Coleman’s Concerto for Orchestra is subtitled “Renaissance,” and is her fifth score for Philadelphia. One hopes this partnership will continue because her music is terrific and exemplary of an important style of American music-making. One hears so much contemporary mainstream American orchestral composing that is involved with the possibilities of instrumental sonorities and expresses an amiable eclecticism and a desire to shine a light on the composer’s place in society. Such music is always skillfully crafted and invariably bland, it accepts everything and says nothing.

Coleman’s style, on the other hand, is full of vigor and conviction, the urban, sociable modernism that grew after World War II. She has passionate and sincere things to say—in her own words the concerto “is centered on honoring and reflecting upon the Great Migration and the Harlem Renaissance”—but she doesn’t get lost in arguing specificity. The concerto, in three-movements based on the baroque origins of the tradition, is full of drama and trusts the listener to feel a sense of meaning without telling them what to feel.

The opening is moody, ringing percussion underneath a muted trumpet that has fragmented lines that seem to struggle with articulation in a way that is eloquent. It’s echoed by off-stage brass, and has a rich, noir feel. As colorful as everything else on this program, the music was deeply atmospheric because of the sense of expression, not just instrumental techniques.

With a combination of tonal harmonies, forward-moving rhythms, and a great sense of pace and form, the music leapt from the orchestra. The playing felt inspired, Bernstein-esque moments of physical pleasure kept pressing forward. This was the sound of music that comes from lived experience, and of musicians finding the driving power and inspiration from that.This is a piece that every American orchestra should play. Even with a first hearing, one felt that the performance was skillful and true to the music, as with the Ravel. 

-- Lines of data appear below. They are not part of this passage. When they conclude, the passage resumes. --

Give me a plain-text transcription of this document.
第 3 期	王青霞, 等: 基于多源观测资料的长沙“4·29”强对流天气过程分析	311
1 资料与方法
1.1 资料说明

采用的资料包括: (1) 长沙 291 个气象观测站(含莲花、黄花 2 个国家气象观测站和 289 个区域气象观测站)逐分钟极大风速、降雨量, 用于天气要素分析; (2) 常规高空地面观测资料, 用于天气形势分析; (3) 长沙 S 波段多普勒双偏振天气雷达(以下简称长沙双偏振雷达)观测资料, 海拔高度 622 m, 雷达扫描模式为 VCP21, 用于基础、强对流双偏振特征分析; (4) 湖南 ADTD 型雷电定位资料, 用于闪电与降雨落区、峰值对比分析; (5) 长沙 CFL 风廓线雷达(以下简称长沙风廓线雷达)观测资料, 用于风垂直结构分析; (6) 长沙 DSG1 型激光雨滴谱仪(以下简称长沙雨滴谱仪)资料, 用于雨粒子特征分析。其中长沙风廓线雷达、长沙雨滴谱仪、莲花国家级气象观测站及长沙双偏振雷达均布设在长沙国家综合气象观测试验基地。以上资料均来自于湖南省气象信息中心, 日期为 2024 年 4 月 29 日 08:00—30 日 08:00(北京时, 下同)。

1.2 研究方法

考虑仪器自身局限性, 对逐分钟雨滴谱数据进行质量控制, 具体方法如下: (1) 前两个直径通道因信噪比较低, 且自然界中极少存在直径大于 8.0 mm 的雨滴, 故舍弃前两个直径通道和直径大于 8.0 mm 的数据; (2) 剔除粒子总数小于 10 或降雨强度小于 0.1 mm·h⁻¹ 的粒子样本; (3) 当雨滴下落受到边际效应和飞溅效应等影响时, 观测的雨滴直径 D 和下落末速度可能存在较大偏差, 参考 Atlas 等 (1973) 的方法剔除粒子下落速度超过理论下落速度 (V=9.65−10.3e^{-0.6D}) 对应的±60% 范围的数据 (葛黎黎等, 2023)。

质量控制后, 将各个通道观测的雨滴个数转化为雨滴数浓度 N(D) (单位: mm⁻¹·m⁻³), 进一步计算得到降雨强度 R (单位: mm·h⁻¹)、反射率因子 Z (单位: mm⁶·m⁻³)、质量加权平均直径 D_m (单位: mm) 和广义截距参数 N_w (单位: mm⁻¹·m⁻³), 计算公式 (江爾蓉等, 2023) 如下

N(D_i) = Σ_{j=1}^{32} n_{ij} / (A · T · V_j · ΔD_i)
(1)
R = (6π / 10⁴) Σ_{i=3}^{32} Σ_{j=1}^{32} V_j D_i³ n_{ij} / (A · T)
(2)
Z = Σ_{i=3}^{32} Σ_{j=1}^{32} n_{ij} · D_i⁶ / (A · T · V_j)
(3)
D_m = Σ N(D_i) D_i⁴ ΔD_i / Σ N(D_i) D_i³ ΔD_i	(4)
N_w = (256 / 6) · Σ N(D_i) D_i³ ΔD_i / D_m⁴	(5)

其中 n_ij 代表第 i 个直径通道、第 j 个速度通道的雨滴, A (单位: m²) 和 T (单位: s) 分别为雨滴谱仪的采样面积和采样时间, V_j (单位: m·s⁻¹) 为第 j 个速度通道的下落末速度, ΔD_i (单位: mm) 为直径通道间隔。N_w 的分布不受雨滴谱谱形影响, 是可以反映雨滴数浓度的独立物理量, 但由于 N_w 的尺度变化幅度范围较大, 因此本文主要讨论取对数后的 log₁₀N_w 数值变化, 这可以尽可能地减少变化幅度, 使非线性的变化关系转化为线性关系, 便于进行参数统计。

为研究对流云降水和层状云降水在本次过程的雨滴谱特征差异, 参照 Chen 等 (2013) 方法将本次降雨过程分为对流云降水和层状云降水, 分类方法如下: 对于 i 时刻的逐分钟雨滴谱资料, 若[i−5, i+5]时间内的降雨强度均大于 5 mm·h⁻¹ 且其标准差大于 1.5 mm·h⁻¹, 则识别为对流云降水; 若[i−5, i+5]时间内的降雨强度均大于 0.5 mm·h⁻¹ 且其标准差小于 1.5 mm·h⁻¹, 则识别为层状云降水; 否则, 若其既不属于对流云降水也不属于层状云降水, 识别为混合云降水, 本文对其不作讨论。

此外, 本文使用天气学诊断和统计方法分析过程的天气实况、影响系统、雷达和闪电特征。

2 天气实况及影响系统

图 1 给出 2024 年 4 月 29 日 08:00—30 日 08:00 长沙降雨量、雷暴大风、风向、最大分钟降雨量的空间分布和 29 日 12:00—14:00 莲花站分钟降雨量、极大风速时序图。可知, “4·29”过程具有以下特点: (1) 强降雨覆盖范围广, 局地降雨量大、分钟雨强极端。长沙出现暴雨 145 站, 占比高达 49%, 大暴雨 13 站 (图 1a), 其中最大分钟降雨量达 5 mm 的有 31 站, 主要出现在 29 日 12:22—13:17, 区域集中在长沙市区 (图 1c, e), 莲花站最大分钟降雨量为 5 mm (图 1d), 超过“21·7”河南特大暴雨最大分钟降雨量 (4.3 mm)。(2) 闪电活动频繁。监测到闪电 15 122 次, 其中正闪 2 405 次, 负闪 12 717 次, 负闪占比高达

This was also true for the fabulous La Mer. Nézet-Séguin can be over-energized and sometimes obliterate the music before him, but this performance was measured to perfection, everything on the quiet side until the most eruptive moments of the first and third movements.

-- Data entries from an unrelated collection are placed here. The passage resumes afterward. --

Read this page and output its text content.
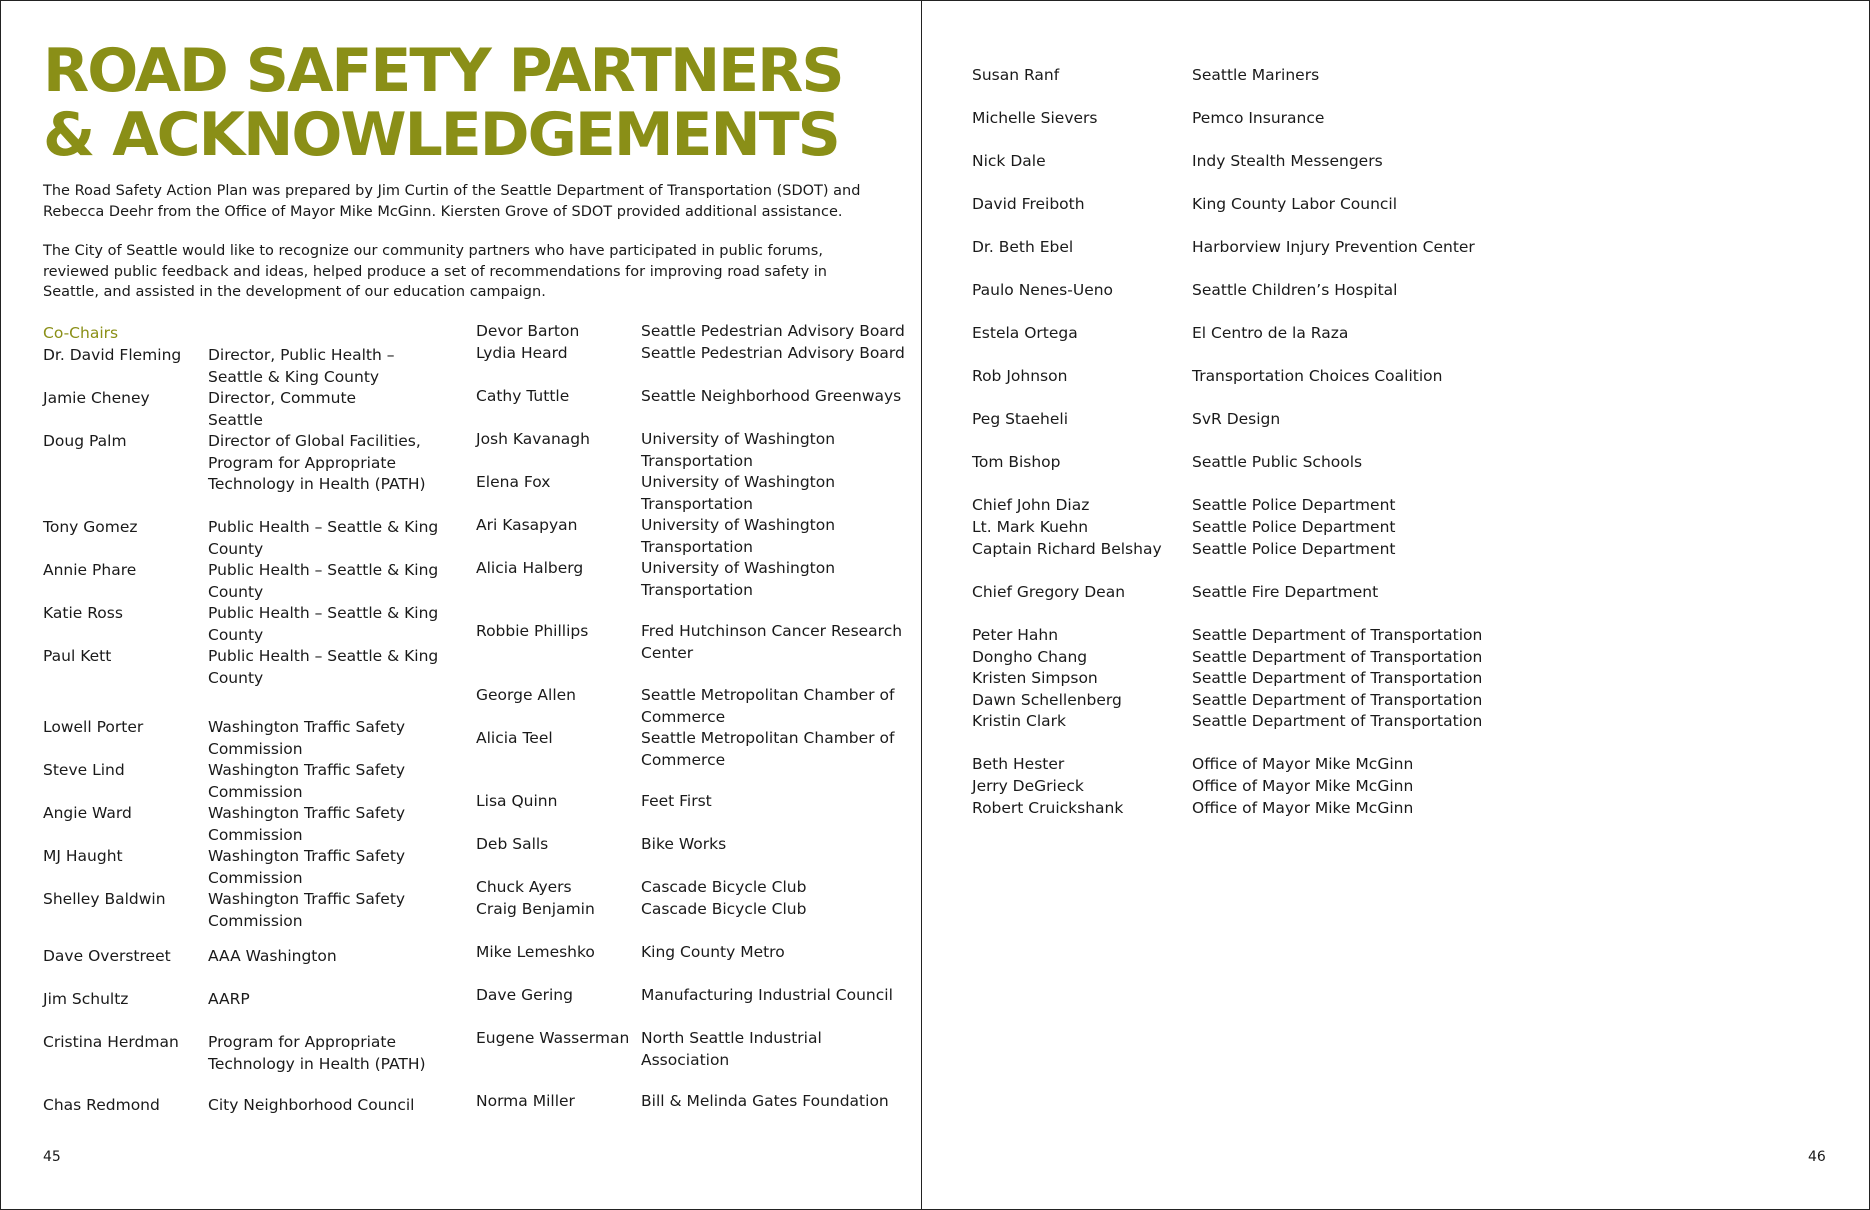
ROAD SAFETY PARTNERS
& ACKNOWLEDGEMENTS

The Road Safety Action Plan was prepared by Jim Curtin of the Seattle Department of Transportation (SDOT) and Rebecca Deehr from the Office of Mayor Mike McGinn. Kiersten Grove of SDOT provided additional assistance.

The City of Seattle would like to recognize our community partners who have participated in public forums, reviewed public feedback and ideas, helped produce a set of recommendations for improving road safety in Seattle, and assisted in the development of our education campaign.

Co-Chairs
Dr. David Fleming Director, Public Health –
Seattle & King County
Jamie Cheney	Director, Commute
Seattle
Doug Palm	Director of Global Facilities,
Program for Appropriate
Technology in Health (PATH)
Tony Gomez	Public Health – Seattle & King
County
Annie Phare	Public Health – Seattle & King
County
Katie Ross	Public Health – Seattle & King
County
Paul Kett	Public Health – Seattle & King
County
Lowell Porter	Washington Traffic Safety
Commission
Steve Lind	Washington Traffic Safety
Commission
Angie Ward	Washington Traffic Safety
Commission
MJ Haught	Washington Traffic Safety
Commission
Shelley Baldwin	Washington Traffic Safety
Commission
Dave Overstreet AAA Washington
Jim Schultz	AARP
Cristina Herdman Program for Appropriate
Technology in Health (PATH)
Chas Redmond	City Neighborhood Council
Devor Barton	Seattle Pedestrian Advisory Board
Lydia Heard	Seattle Pedestrian Advisory Board
Cathy Tuttle	Seattle Neighborhood Greenways
Josh Kavanagh	University of Washington
Transportation
Elena Fox	University of Washington
Transportation
Ari Kasapyan	University of Washington
Transportation
Alicia Halberg	University of Washington
Transportation
Robbie Phillips	Fred Hutchinson Cancer Research
Center
George Allen	Seattle Metropolitan Chamber of
Commerce
Alicia Teel	Seattle Metropolitan Chamber of
Commerce
Lisa Quinn	Feet First
Deb Salls	Bike Works
Chuck Ayers	Cascade Bicycle Club
Craig Benjamin	Cascade Bicycle Club
Mike Lemeshko	King County Metro
Dave Gering	Manufacturing Industrial Council
Eugene Wasserman North Seattle Industrial
Association
Norma Miller	Bill & Melinda Gates Foundation
45
Susan Ranf	Seattle Mariners
Michelle Sievers	Pemco Insurance
Nick Dale	Indy Stealth Messengers
David Freiboth	King County Labor Council
Dr. Beth Ebel	Harborview Injury Prevention Center
Paulo Nenes-Ueno	Seattle Children’s Hospital
Estela Ortega	El Centro de la Raza
Rob Johnson	Transportation Choices Coalition
Peg Staeheli	SvR Design
Tom Bishop	Seattle Public Schools
Chief John Diaz	Seattle Police Department
Lt. Mark Kuehn	Seattle Police Department
Captain Richard Belshay Seattle Police Department
Chief Gregory Dean	Seattle Fire Department
Peter Hahn	Seattle Department of Transportation
Dongho Chang	Seattle Department of Transportation
Kristen Simpson	Seattle Department of Transportation
Dawn Schellenberg	Seattle Department of Transportation
Kristin Clark	Seattle Department of Transportation
Beth Hester	Office of Mayor Mike McGinn
Jerry DeGrieck	Office of Mayor Mike McGinn
Robert Cruickshank	Office of Mayor Mike McGinn
46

Dynamics were supple, and there was a great sensuousness to the playing. Colors were perfect, and each orchestral detail was clear—things like rhythmic phrasing in the second violins and violas were completely transparent—but nothing was bogged down in mere examination. Orchestral timbres in the “Jeux de vagues” were gorgeous. In the “Dialogue du vent et de la mer,” the orchestra produce a kind of shining, flowing, liquid sound that seemed to pull away from the instruments and carrying the whole ensemble forward, like a raft on which they sat. One has never heard anything like it in concert before, and it was thrilling beyond description.

The Met Orchestra, Yannick Nézet-Séguin, and soprano Lisette Oropesa perform music of Jessie Montgomery, Mozart, and Brahms, 8 p.m., June 11 Carnegie Hall.

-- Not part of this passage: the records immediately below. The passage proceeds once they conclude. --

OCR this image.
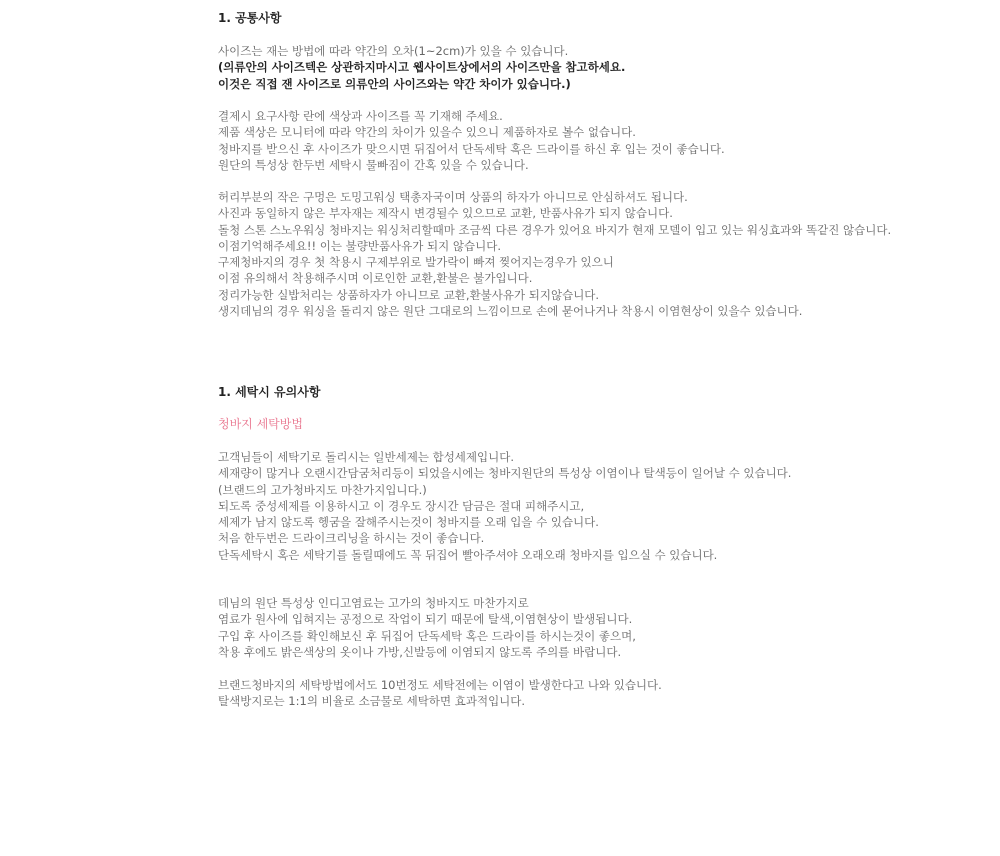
1. 공통사항
사이즈는 재는 방법에 따라 약간의 오차(1~2cm)가 있을 수 있습니다.
(의류안의 사이즈텍은 상관하지마시고 웹사이트상에서의 사이즈만을 참고하세요.
이것은 직접 잰 사이즈로 의류안의 사이즈와는 약간 차이가 있습니다.)
결제시 요구사항 란에 색상과 사이즈를 꼭 기재해 주세요.
제품 색상은 모니터에 따라 약간의 차이가 있을수 있으니 제품하자로 볼수 없습니다.
청바지를 받으신 후 사이즈가 맞으시면 뒤집어서 단독세탁 혹은 드라이를 하신 후 입는 것이 좋습니다.
원단의 특성상 한두번 세탁시 물빠짐이 간혹 있을 수 있습니다.
허리부분의 작은 구멍은 도밍고워싱 택총자국이며 상품의 하자가 아니므로 안심하셔도 됩니다.
사진과 동일하지 않은 부자재는 제작시 변경될수 있으므로 교환, 반품사유가 되지 않습니다.
돌청 스톤 스노우워싱 청바지는 워싱처리할때마 조금씩 다른 경우가 있어요 바지가 현재 모델이 입고 있는 워싱효과와 똑같진 않습니다.
이점기억해주세요!! 이는 불량반품사유가 되지 않습니다.
구제청바지의 경우 첫 착용시 구제부위로 발가락이 빠져 찢어지는경우가 있으니
이점 유의해서 착용해주시며 이로인한 교환,환불은 불가입니다.
정리가능한 실밥처리는 상품하자가 아니므로 교환,환불사유가 되지않습니다.
생지데님의 경우 워싱을 돌리지 않은 원단 그대로의 느낌이므로 손에 묻어나거나 착용시 이염현상이 있을수 있습니다.
1. 세탁시 유의사항
청바지 세탁방법
고객님들이 세탁기로 돌리시는 일반세제는 합성세제입니다.
세재량이 많거나 오랜시간담굼처리등이 되었을시에는 청바지원단의 특성상 이염이나 탈색등이 일어날 수 있습니다.
(브랜드의 고가청바지도 마찬가지입니다.)
되도록 중성세제를 이용하시고 이 경우도 장시간 담금은 절대 피해주시고,
세제가 남지 않도록 헹굼을 잘해주시는것이 청바지를 오래 입을 수 있습니다.
처음 한두번은 드라이크리닝을 하시는 것이 좋습니다.
단독세탁시 혹은 세탁기를 돌릴때에도 꼭 뒤집어 빨아주셔야 오래오래 청바지를 입으실 수 있습니다.
데님의 원단 특성상 인디고염료는 고가의 청바지도 마찬가지로
염료가 원사에 입혀지는 공정으로 작업이 되기 때문에 탈색,이염현상이 발생됩니다.
구입 후 사이즈를 확인해보신 후 뒤집어 단독세탁 혹은 드라이를 하시는것이 좋으며,
착용 후에도 밝은색상의 옷이나 가방,신발등에 이염되지 않도록 주의를 바랍니다.
브랜드청바지의 세탁방법에서도 10번정도 세탁전에는 이염이 발생한다고 나와 있습니다.
탈색방지로는 1:1의 비율로 소금물로 세탁하면 효과적입니다.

One Response to “Supreme Coleman, Ravel and Debussy make a memorable Philly Orchestra season finale”

  1. Posted Jun 02, 2024 at 9:26 am by Gary Armbrister

    I heard the concert and agree with Mr. Grella on all but the Coleman piece. Perhaps my ears are faulty, but I could find nothing in her piece except what he complains about in other contemporary music: instrumental sonorities and amiable eclecticism which ends up saying nothing. I found it empty, and the contrast with such an extraordinary masterpiece like “La Mer” which followed it made me embarrassed for the composer.

    I have liked other Coleman pieces, but this one had nothing to say, at least to me. Amorphous. Perhaps a second or third hearing might change my mind, but, in this case, I doubt it.